Other authors have echoed this and have criticized how SAPs widened gender gaps
without safeguards. Moreover, repression followed civil unrest in the country.
The police crackdowns on riots done by the citizens violated civil rights and
turned economic pain into political suppression.
Even president F.T.J Chiluba, an early SAP champion,
later admitted flaws pf these programmes and emphasized that “human dignity
derives from ensuring the basic entitlements to man.” He stated that: “citizens
must have equal opportunities and access to good shelter, food, education,
health and gainful employment.” Scholar Michael Gubser has quoted the words of
Mbita Chitala, a former deputy minister of finance during the period SAPs were
introduced saying, Chitala 10 years later reflected on his own past defences by
confessing that: “ he was ashamed of defending structural adjustment programmes
with such zeal… I was just parroting bourgeois nonsense with attractive words.”
These admissions highlight a consensus that there were design flaws in the SAPs.
There was overreliance on markets without equity which then outweighed the
benefits of these programmes and in turn violated human rights by their design.
Conclusion
The story of SAPs in Zambia is one of lost jobs in the mines, empty classrooms in the villages and broken families in the compounds of Lusaka.

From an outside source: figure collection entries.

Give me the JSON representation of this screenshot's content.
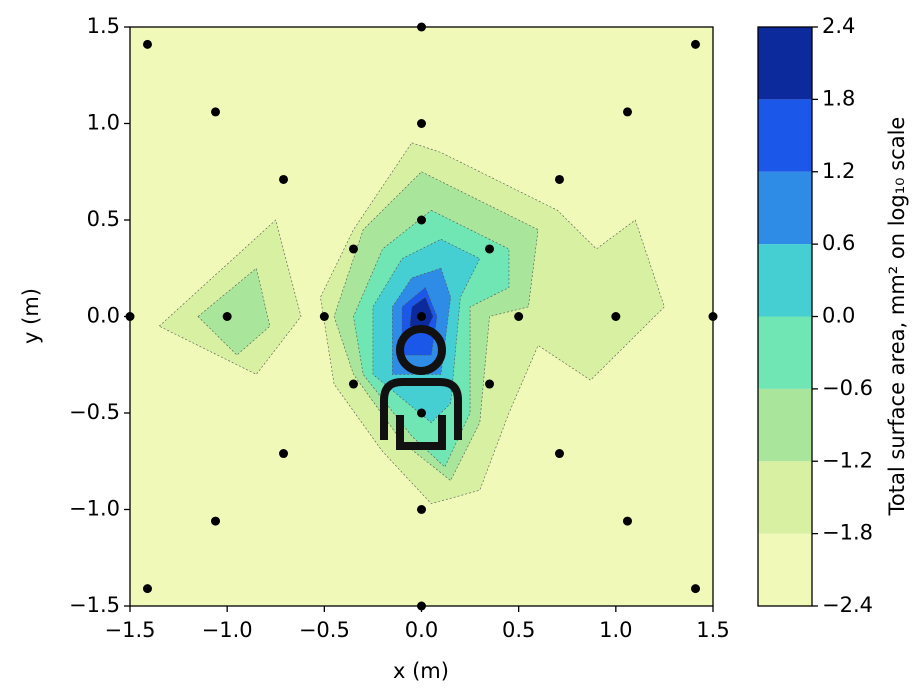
{
  "chart_data": {
    "type": "contour",
    "xlabel": "x (m)",
    "ylabel": "y (m)",
    "colorbar_label": "Total surface area, mm² on log₁₀ scale",
    "xlim": [
      -1.5,
      1.5
    ],
    "ylim": [
      -1.5,
      1.5
    ],
    "xticks": [
      {
        "value": -1.5,
        "label": "−1.5"
      },
      {
        "value": -1.0,
        "label": "−1.0"
      },
      {
        "value": -0.5,
        "label": "−0.5"
      },
      {
        "value": 0,
        "label": "0.0"
      },
      0.5,
      {
        "value": 1,
        "label": "1.0"
      },
      1.5
    ],
    "yticks": [
      {
        "value": -1.5,
        "label": "−1.5"
      },
      {
        "value": -1.0,
        "label": "−1.0"
      },
      {
        "value": -0.5,
        "label": "−0.5"
      },
      {
        "value": 0,
        "label": "0.0"
      },
      0.5,
      {
        "value": 1,
        "label": "1.0"
      },
      1.5
    ],
    "levels": [
      -2.4,
      -1.8,
      -1.2,
      -0.6,
      0,
      0.6,
      1.2,
      1.8,
      2.4
    ],
    "colors": [
      "#f1f9b9",
      "#d7f0a2",
      "#a9e59b",
      "#6fe6b4",
      "#46cfd3",
      "#2e8ce6",
      "#1b57e8",
      "#0c2a9c"
    ],
    "cbar_ticks": [
      {
        "value": -2.4,
        "label": "−2.4"
      },
      {
        "value": -1.8,
        "label": "−1.8"
      },
      {
        "value": -1.2,
        "label": "−1.2"
      },
      {
        "value": -0.6,
        "label": "−0.6"
      },
      {
        "value": 0,
        "label": "0.0"
      },
      0.6,
      1.2,
      1.8,
      2.4
    ],
    "regions": [
      {
        "level": -1.8,
        "points": [
          [
            -0.05,
            0.9
          ],
          [
            0.1,
            0.85
          ],
          [
            0.7,
            0.55
          ],
          [
            0.9,
            0.35
          ],
          [
            1.1,
            0.5
          ],
          [
            1.25,
            0.05
          ],
          [
            0.87,
            -0.33
          ],
          [
            0.6,
            -0.15
          ],
          [
            0.45,
            -0.5
          ],
          [
            0.3,
            -0.9
          ],
          [
            0.05,
            -0.97
          ],
          [
            -0.2,
            -0.7
          ],
          [
            -0.45,
            -0.35
          ],
          [
            -0.52,
            0.1
          ],
          [
            -0.35,
            0.45
          ]
        ]
      },
      {
        "level": -1.8,
        "points": [
          [
            -1.35,
            -0.05
          ],
          [
            -0.75,
            0.5
          ],
          [
            -0.62,
            0
          ],
          [
            -0.85,
            -0.3
          ]
        ]
      },
      {
        "level": -1.2,
        "points": [
          [
            0,
            0.75
          ],
          [
            0.6,
            0.45
          ],
          [
            0.55,
            0.05
          ],
          [
            0.35,
            0
          ],
          [
            0.3,
            -0.55
          ],
          [
            0.15,
            -0.85
          ],
          [
            -0.1,
            -0.65
          ],
          [
            -0.35,
            -0.3
          ],
          [
            -0.45,
            0
          ],
          [
            -0.3,
            0.45
          ]
        ]
      },
      {
        "level": -1.2,
        "points": [
          [
            -1.15,
            0
          ],
          [
            -0.85,
            0.25
          ],
          [
            -0.78,
            -0.05
          ],
          [
            -0.95,
            -0.2
          ]
        ]
      },
      {
        "level": -0.6,
        "points": [
          [
            0.05,
            0.55
          ],
          [
            0.45,
            0.35
          ],
          [
            0.45,
            0.15
          ],
          [
            0.25,
            0.05
          ],
          [
            0.25,
            -0.5
          ],
          [
            0.12,
            -0.78
          ],
          [
            -0.05,
            -0.62
          ],
          [
            -0.3,
            -0.3
          ],
          [
            -0.35,
            0
          ],
          [
            -0.2,
            0.35
          ]
        ]
      },
      {
        "level": 0,
        "points": [
          [
            0.1,
            0.4
          ],
          [
            0.3,
            0.3
          ],
          [
            0.2,
            0.1
          ],
          [
            0.15,
            -0.45
          ],
          [
            0.05,
            -0.55
          ],
          [
            -0.25,
            -0.3
          ],
          [
            -0.25,
            0.05
          ],
          [
            -0.1,
            0.3
          ]
        ]
      },
      {
        "level": 0.6,
        "points": [
          [
            0.1,
            0.25
          ],
          [
            0.15,
            0.1
          ],
          [
            0.1,
            -0.3
          ],
          [
            -0.15,
            -0.3
          ],
          [
            -0.15,
            0.05
          ],
          [
            -0.05,
            0.2
          ]
        ]
      },
      {
        "level": 1.2,
        "points": [
          [
            0.02,
            0.15
          ],
          [
            0.08,
            0
          ],
          [
            0.05,
            -0.2
          ],
          [
            -0.1,
            -0.2
          ],
          [
            -0.1,
            0.05
          ]
        ]
      },
      {
        "level": 1.8,
        "points": [
          [
            0.02,
            0.1
          ],
          [
            0.06,
            0
          ],
          [
            0.02,
            -0.08
          ],
          [
            -0.06,
            -0.05
          ],
          [
            -0.05,
            0.05
          ]
        ]
      }
    ],
    "points": {
      "x": [
        -1.41,
        0,
        1.41,
        -1.06,
        0,
        1.06,
        -0.71,
        0.71,
        0,
        -0.35,
        0.35,
        -1.5,
        -1,
        -0.5,
        0,
        0.5,
        1,
        1.5,
        -0.35,
        0.35,
        0,
        -0.71,
        0.71,
        0,
        -1.06,
        1.06,
        -1.41,
        0,
        1.41
      ],
      "y": [
        1.41,
        1.5,
        1.41,
        1.06,
        1,
        1.06,
        0.71,
        0.71,
        0.5,
        0.35,
        0.35,
        0,
        0,
        0,
        0,
        0,
        0,
        0,
        -0.35,
        -0.35,
        -0.5,
        -0.71,
        -0.71,
        -1,
        -1.06,
        -1.06,
        -1.41,
        -1.5,
        -1.41
      ]
    }
  }
}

This is a legacy of reforms that stabilized the books of accounts but shattered the lives of the majority citizens. As scholars have shown through decades of analysis, these programs overlooked human rights and deepened poverty for the majority of Zambians while enriching a select few. There is empirical evidence from redundancies at ZCCM and the doubled workloads suffered by women during this time. SAPs prioritized austerity measures over transformation, fueling inequality and unrest without the promised growth. This critique offers hope as Zambian voices call for alternatives such as debt relief, community-led planning and social safety nets that embed rights from the start. Today, with Zambia still grappling with debt, policymakers must heed the lessons of the past as economic recovery without human dignity is no recovery at all. By integrating the assessment of rights and participatory reforms, Zambia can honour its independence ideals and ensure no one is left to “die a little” for stability that is actually merely academic or moot.
About the author: Clement Ngoma is a Lecturer in Law at the Copperbelt
University in the School of Humanities and Social Sciences.